Now negatively some insignificant things are added. “But from The Tree of the Knowledge of Good and Evil, you shall not eat for in the day that you eat from it you shall surely die.” Now here the future of the whole race hangs on one issue and that one issue is belief in the word of God. I want to stress that because I think this is of most important significance, belief of the word of God.
What is the average man’s idea of sin? Well, the average man’s idea of sin is immorality. He thinks of adultery, he thinks of uncleanness, lasciviousness. He thinks also of other kinds of sins, which are manifestations of the nature within contrary to the nature of God. He thinks of all of those specific outbreakings of sin and of course, if he can’t preserve himself from these things, he tends to have the idea that he is not really a sinner at all. But if you notice there is nothing immoral about eating of the Tree of the Knowledge of Good and Evil in itself. As a matter of fact, it was probably a very beautiful tree. The immorality of it did not exist in the eating of the tree, it existed in something else.

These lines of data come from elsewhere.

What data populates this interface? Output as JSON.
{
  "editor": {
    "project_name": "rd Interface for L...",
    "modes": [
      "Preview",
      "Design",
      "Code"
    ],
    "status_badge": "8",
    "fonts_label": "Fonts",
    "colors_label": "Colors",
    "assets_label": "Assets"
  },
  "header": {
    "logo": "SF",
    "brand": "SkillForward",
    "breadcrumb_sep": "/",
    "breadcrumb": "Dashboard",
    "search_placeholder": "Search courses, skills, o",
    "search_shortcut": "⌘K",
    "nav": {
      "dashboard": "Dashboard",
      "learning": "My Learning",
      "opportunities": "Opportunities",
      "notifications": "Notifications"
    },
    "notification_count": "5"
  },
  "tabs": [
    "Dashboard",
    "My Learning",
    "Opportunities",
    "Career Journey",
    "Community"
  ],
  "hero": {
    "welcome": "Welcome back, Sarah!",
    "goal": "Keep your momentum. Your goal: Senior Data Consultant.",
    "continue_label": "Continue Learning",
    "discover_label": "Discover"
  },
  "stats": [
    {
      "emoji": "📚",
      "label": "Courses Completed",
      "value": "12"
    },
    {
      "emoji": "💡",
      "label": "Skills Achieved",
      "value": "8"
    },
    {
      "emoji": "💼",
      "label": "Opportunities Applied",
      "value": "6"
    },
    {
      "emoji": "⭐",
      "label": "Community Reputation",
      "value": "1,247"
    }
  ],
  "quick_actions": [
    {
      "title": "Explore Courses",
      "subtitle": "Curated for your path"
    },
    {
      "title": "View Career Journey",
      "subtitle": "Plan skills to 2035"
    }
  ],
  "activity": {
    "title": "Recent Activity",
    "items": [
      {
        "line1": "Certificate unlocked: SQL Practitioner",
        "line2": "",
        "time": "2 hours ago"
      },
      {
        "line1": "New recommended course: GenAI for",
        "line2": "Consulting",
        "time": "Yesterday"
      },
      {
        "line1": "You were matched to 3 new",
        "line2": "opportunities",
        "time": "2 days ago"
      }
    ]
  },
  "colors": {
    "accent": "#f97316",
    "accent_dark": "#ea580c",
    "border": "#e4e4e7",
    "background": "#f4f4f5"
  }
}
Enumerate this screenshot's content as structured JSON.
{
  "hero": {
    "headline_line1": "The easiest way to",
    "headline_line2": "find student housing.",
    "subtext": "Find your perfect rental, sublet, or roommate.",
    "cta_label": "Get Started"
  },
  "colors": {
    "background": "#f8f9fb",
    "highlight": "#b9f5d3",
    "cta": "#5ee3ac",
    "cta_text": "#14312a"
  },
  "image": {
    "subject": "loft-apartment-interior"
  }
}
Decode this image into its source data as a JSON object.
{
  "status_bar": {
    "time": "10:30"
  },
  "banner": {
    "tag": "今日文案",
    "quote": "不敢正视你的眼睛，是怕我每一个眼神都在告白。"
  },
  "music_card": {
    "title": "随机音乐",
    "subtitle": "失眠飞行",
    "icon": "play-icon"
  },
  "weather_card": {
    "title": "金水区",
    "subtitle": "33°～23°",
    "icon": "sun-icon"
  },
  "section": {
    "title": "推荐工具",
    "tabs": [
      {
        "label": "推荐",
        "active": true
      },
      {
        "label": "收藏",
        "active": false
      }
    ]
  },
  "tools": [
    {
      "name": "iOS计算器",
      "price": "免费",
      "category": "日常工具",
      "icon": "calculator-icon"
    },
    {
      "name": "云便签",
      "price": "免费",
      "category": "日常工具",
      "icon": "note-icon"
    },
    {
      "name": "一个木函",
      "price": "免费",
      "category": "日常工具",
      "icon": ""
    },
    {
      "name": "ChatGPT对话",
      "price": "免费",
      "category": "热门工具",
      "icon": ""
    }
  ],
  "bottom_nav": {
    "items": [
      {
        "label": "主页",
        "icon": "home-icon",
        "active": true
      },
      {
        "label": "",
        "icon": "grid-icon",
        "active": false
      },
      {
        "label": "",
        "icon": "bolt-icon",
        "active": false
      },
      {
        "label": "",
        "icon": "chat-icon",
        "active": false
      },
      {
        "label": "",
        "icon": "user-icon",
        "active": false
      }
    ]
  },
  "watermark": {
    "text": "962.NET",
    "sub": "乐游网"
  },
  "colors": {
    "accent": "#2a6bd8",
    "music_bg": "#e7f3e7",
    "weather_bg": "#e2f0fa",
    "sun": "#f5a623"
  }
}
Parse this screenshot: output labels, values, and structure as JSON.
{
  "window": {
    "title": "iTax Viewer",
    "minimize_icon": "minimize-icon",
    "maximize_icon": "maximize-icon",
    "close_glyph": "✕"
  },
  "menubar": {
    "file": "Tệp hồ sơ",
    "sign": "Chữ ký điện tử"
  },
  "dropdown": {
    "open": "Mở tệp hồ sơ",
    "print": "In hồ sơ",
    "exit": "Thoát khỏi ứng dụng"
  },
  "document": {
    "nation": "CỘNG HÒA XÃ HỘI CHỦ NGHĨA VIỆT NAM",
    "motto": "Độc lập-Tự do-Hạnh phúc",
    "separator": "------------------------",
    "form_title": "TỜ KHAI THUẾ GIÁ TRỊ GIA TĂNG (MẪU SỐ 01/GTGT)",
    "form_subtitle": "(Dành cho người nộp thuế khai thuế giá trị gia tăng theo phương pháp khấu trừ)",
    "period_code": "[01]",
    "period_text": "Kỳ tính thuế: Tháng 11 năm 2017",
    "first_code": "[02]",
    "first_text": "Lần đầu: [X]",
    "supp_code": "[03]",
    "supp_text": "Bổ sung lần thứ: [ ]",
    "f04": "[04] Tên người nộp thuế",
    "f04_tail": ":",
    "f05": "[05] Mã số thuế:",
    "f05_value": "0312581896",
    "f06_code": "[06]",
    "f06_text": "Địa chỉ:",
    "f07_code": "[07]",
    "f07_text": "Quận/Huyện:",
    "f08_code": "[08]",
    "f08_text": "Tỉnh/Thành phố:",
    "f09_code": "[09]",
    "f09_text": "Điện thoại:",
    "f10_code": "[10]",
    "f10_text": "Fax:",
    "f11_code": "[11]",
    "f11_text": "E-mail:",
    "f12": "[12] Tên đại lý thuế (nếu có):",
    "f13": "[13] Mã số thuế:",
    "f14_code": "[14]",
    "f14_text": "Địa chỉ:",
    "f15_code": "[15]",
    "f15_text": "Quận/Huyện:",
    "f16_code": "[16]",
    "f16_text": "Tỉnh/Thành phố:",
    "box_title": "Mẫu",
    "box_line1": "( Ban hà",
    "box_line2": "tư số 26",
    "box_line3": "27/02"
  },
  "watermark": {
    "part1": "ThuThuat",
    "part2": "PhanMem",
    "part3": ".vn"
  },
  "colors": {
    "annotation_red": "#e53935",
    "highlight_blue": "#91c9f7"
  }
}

Well someone might say, Well it was really Adam’s rebellion against the will of God that is the essence of sin. After all, he acted autonomously and of course that is true it was contempt of authority for him to partake of that tree. But I ask you now a question. What was it that made Adam or led Adam to partake of the tree? Rebellion? All right, what was it that led Adam to rebel? It is really very simple, unbelief. He really didn’t believe the word of God. When God said “In the day you eat thereof you shall surely die,” Adam followed the advice of the tempter. He said “you shall not die.” God said “you shall die,” the tempter said “you shall not die” and Adam believed the tempter, or least the sentiment of the tempter and disbelieved God.
In other words, the essence of human sin is not immorality. The essence of human sin is not rebellion. The essence of human sin is unbelief. Men commit adultery because they do not believe the word of God. They do not believe the word of God, therefore they rebel against the word of God and that issues in immorality. The issue is unbelief. The nature, the very essence of sin from the standpoint of the man is unbelief. From the standpoint of God and his Law, it is lawlessness, the breaking up the Law of God.
Now the Lord Jesus in the 16th Chapter of the Gospel of John, in His words concerning the coming of the Holy Spirit and the works that He would do, has a statement that bears upon this question. He says, “I tell you the truth,” in John, chapter 16 in Verse 7, “it is to your advantage that I go away for if I do not go away, the Helper shall not come to you but if I go, I will send Him to you, and He when He comes will convict the world concerning sin and righteousness and judgment.” I noticed this 9th Verse concerning sin because they do not believe in me.” In other words, the works that the Holy Spirit will do will be to convince the world of sin because the world does not believe in Jesus Christ, that is the essence of sin–unbelief. Now it is very difficult for men to grasp it because they tend to think of sin in these outbreakings of immorality such as we have been talking about. Very difficult for us to realize that it is the basic attitude of a person to God, that is the most significant aspect of his relationship to God.
Now Martin Luther was a man who was full of life and vigor and he also made a lot of statements that he probably would have revised if he had known that his feeble sayings were going to be published, but some of them that were published occasionally appeared to be bordering on blasphemy. He said once, “The curse of a godless man can sound more pleasant in God’s ears than the hallelujah of the pious.” Now all know on the surface that remark borders on blasphemy, but if you think about it a little bit, I think you will see that Luther has hit upon something that is important. Take the man who has a form of godliness but who denies the power of God, when that man utters a pious hallelujah, it is the rock of screech in the ears of God because he has put on hypocrisy, he has put upon his face the attitude of the man of truth and he has uttered something that is totally contrary to the man within.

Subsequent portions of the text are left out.